Bone Marrow Extract Improves Cardiac Function
Reported July 03, 2009
(Ivanhoe Newswire) — A University of California, San Francisco (UCSF) study found that therapy using the extract derived from bone marrow cells effectively improves cardiac function by decreasing the formation of scar tissue and improving cardiac pumping capacity after heart attack.
The studies were done in mice using a novel stem cell delivery method developed by UCSF researchers to show that the extract from bone marrow cells is as beneficial to cardiac function as are intact, whole cells. Both the cell and cell extract therapies resulted in the presence of more blood vessels and less cardiac cell death than no therapy. The study also showed that heart function benefitted even though few of the injected cells remained in the heart at one month after therapy.
“Peer-reviewed medical literature is controversial as to whether bone marrow cells differentiate into cardiomyocytes, or cardiac muscle cells, but there is general agreement that stem cell therapy with these cells results in some level of functional improvement after a heart attack. The exact mechanism for this is not yet clear. Our results confirm that whole cells are not necessarily required in order to see the beneficial effects of bone marrow cell therapy,” Yerem Yeghiazarians, MD, study author, cardiologist and director of UCSF’s Translational Cardiac Stem Cell Development Program is quoted as saying.

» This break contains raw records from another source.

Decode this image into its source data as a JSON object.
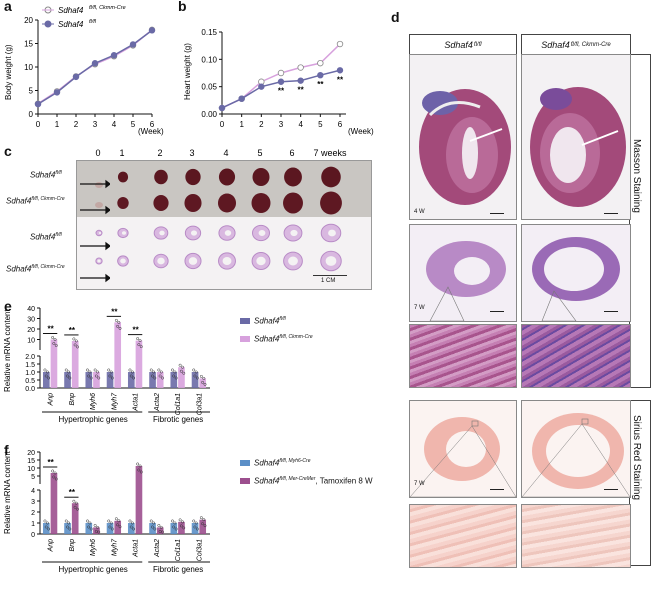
{
  "panel_labels": [
    "a",
    "b",
    "c",
    "d",
    "e",
    "f"
  ],
  "genotypes": {
    "ctrl": "Sdhaf4",
    "ctrl_sup": "fl/fl",
    "ckmm_sup": "fl/fl, Ckmm-Cre",
    "myh6_sup": "fl/fl, Myh6-Cre",
    "mer_sup": "fl/fl, Mer-CreMer",
    "mer_suffix": ", Tamoxifen 8 W"
  },
  "week_unit": "(Week)",
  "panel_c": {
    "weeks": [
      "0",
      "1",
      "2",
      "3",
      "4",
      "5",
      "6",
      "7 weeks"
    ],
    "scale_label": "1 CM"
  },
  "panel_d": {
    "stain_masson": "Masson Staining",
    "stain_sirius": "Sirius Red Staining",
    "age_4w": "4 W",
    "age_7w_a": "7 W",
    "age_7w_b": "7 W"
  },
  "colors": {
    "ctrl": "#6a6aa6",
    "ckmm": "#d7a1dd",
    "myh6": "#5b8fc7",
    "mer": "#9c4f8e"
  },
  "chart_data": [
    {
      "id": "a",
      "type": "line",
      "xlabel": "(Week)",
      "ylabel": "Body weight (g)",
      "x": [
        0,
        1,
        2,
        3,
        4,
        5,
        6
      ],
      "xlim": [
        0,
        6
      ],
      "ylim": [
        0,
        20
      ],
      "yticks": [
        "0",
        "5",
        "10",
        "15",
        "20"
      ],
      "xticks": [
        "0",
        "1",
        "2",
        "3",
        "4",
        "5",
        "6"
      ],
      "series": [
        {
          "name": "Sdhaf4 fl/fl, Ckmm-Cre",
          "values": [
            2.2,
            4.8,
            8.0,
            10.6,
            12.3,
            14.6,
            17.9
          ]
        },
        {
          "name": "Sdhaf4 fl/fl",
          "values": [
            2.1,
            4.6,
            7.9,
            10.8,
            12.5,
            14.8,
            17.8
          ]
        }
      ],
      "legend": "top-left"
    },
    {
      "id": "b",
      "type": "line",
      "xlabel": "(Week)",
      "ylabel": "Heart weight (g)",
      "x": [
        0,
        1,
        2,
        3,
        4,
        5,
        6
      ],
      "xlim": [
        0,
        6
      ],
      "ylim": [
        0,
        0.15
      ],
      "yticks": [
        "0.00",
        "0.05",
        "0.10",
        "0.15"
      ],
      "xticks": [
        "0",
        "1",
        "2",
        "3",
        "4",
        "5",
        "6"
      ],
      "series": [
        {
          "name": "Sdhaf4 fl/fl, Ckmm-Cre",
          "values": [
            0.011,
            0.028,
            0.059,
            0.075,
            0.085,
            0.093,
            0.128
          ]
        },
        {
          "name": "Sdhaf4 fl/fl",
          "values": [
            0.011,
            0.028,
            0.05,
            0.059,
            0.061,
            0.071,
            0.08
          ]
        }
      ],
      "significance": [
        {
          "x": 3,
          "label": "**"
        },
        {
          "x": 4,
          "label": "**"
        },
        {
          "x": 5,
          "label": "**"
        },
        {
          "x": 6,
          "label": "**"
        }
      ]
    },
    {
      "id": "e",
      "type": "bar",
      "ylabel": "Relative mRNA content",
      "categories": [
        "Anp",
        "Bnp",
        "Myh6",
        "Myh7",
        "Acta1",
        "Acta2",
        "Col1a1",
        "Col3a1"
      ],
      "yticks_top": [
        "10",
        "20",
        "30",
        "40"
      ],
      "yticks_bottom": [
        "0.0",
        "0.5",
        "1.0",
        "1.5",
        "2.0"
      ],
      "series": [
        {
          "name": "Sdhaf4 fl/fl",
          "values": [
            1.0,
            1.0,
            1.0,
            1.0,
            1.0,
            1.0,
            1.0,
            1.0
          ]
        },
        {
          "name": "Sdhaf4 fl/fl, Ckmm-Cre",
          "values": [
            11.5,
            10.2,
            1.0,
            27.0,
            10.5,
            1.0,
            1.3,
            0.6
          ]
        }
      ],
      "significance": [
        {
          "category": "Anp",
          "label": "**"
        },
        {
          "category": "Bnp",
          "label": "**"
        },
        {
          "category": "Myh7",
          "label": "**"
        },
        {
          "category": "Acta1",
          "label": "**"
        }
      ],
      "groups": [
        "Hypertrophic genes",
        "Fibrotic genes"
      ]
    },
    {
      "id": "f",
      "type": "bar",
      "ylabel": "Relative mRNA content",
      "categories": [
        "Anp",
        "Bnp",
        "Myh6",
        "Myh7",
        "Acta1",
        "Acta2",
        "Col1a1",
        "Col3a1"
      ],
      "yticks_top": [
        "5",
        "10",
        "15",
        "20"
      ],
      "yticks_bottom": [
        "0",
        "1",
        "2",
        "3",
        "4"
      ],
      "series": [
        {
          "name": "Sdhaf4 fl/fl, Myh6-Cre",
          "values": [
            1.0,
            1.0,
            1.0,
            1.0,
            1.0,
            1.0,
            1.0,
            1.0
          ]
        },
        {
          "name": "Sdhaf4 fl/fl, Mer-CreMer, Tamoxifen 8 W",
          "values": [
            9.5,
            2.8,
            0.6,
            1.2,
            13.0,
            0.6,
            1.1,
            1.3
          ]
        }
      ],
      "significance": [
        {
          "category": "Anp",
          "label": "**"
        },
        {
          "category": "Bnp",
          "label": "**"
        }
      ],
      "groups": [
        "Hypertrophic genes",
        "Fibrotic genes"
      ]
    }
  ]
}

UCSF researchers are searching for new therapies to prevent heart failure after heart attack. Heart failure occurs when cardiac muscle is damaged and develops scar tissue. As scar replaces healthy tissue, it causes the heart to enlarge and to lose its pumping capacity. When the pumping capacity decreases, the heart fills with fluid, which moves to the lungs and can lead to organ failure and death.

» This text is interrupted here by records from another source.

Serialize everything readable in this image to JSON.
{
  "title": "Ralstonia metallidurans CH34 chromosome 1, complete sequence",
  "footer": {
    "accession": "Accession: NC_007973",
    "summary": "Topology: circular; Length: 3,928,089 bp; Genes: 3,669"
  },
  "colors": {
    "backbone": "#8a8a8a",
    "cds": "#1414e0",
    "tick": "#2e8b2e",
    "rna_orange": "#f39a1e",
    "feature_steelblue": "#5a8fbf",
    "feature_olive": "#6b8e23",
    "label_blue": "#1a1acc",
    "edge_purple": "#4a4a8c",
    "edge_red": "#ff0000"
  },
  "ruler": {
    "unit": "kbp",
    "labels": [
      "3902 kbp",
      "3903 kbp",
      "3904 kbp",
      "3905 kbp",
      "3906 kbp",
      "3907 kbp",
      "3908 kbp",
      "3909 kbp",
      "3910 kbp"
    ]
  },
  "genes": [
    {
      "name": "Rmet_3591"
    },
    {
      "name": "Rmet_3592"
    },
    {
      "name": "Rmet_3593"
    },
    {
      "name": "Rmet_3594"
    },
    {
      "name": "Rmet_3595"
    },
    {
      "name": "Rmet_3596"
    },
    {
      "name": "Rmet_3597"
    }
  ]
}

“Current therapies improve symptoms but do not replace scar tissue. Our hope is to use stem cells to decrease the scar, minimize the loss of cardiac muscle and maintain or even improve the cardiac function after a heart attack,” said Yeghiazarians.
Using a novel, closed-chest, ultrasound-guided injection technique developed by Yeghiazarians and his colleagues, the team administered three different groups of mice with bone marrow cells, bone marrow cell extract, or saline (for the control group). The injections were administered at day three after heart attack a timeframe similar to human biology on days six-to-seven after heart attack.
The team found at day 28 that both the bone marrow cell group and the extract group had significantly less heart damage than the control group.
The team is continuing to evaluate bone marrow cell and extract therapies to gain insight into the possible mechanisms of cardiac functional improvement. “We hope our findings can help in the development of new therapies for improving heart function after the deleterious effects of a heart attack,” said Yeghiazarians.
“The best acute therapy for a heart attack remains early recognition and revascularization of the blocked artery to minimize the damage to the heart muscle,” Yeghiazarians continued. “Although the prognosis depends on multiple factors, what we know for sure is that the sooner a heart attack gets diagnosed and cardiologists open the blocked artery, the better the long-term outcome. There are a number of ongoing stem cell-based clinical trials, and depending on further research and the outcome of these studies, we might have new therapies for the treatment of patients who suffer from a heart attack in the not-too-distant future.”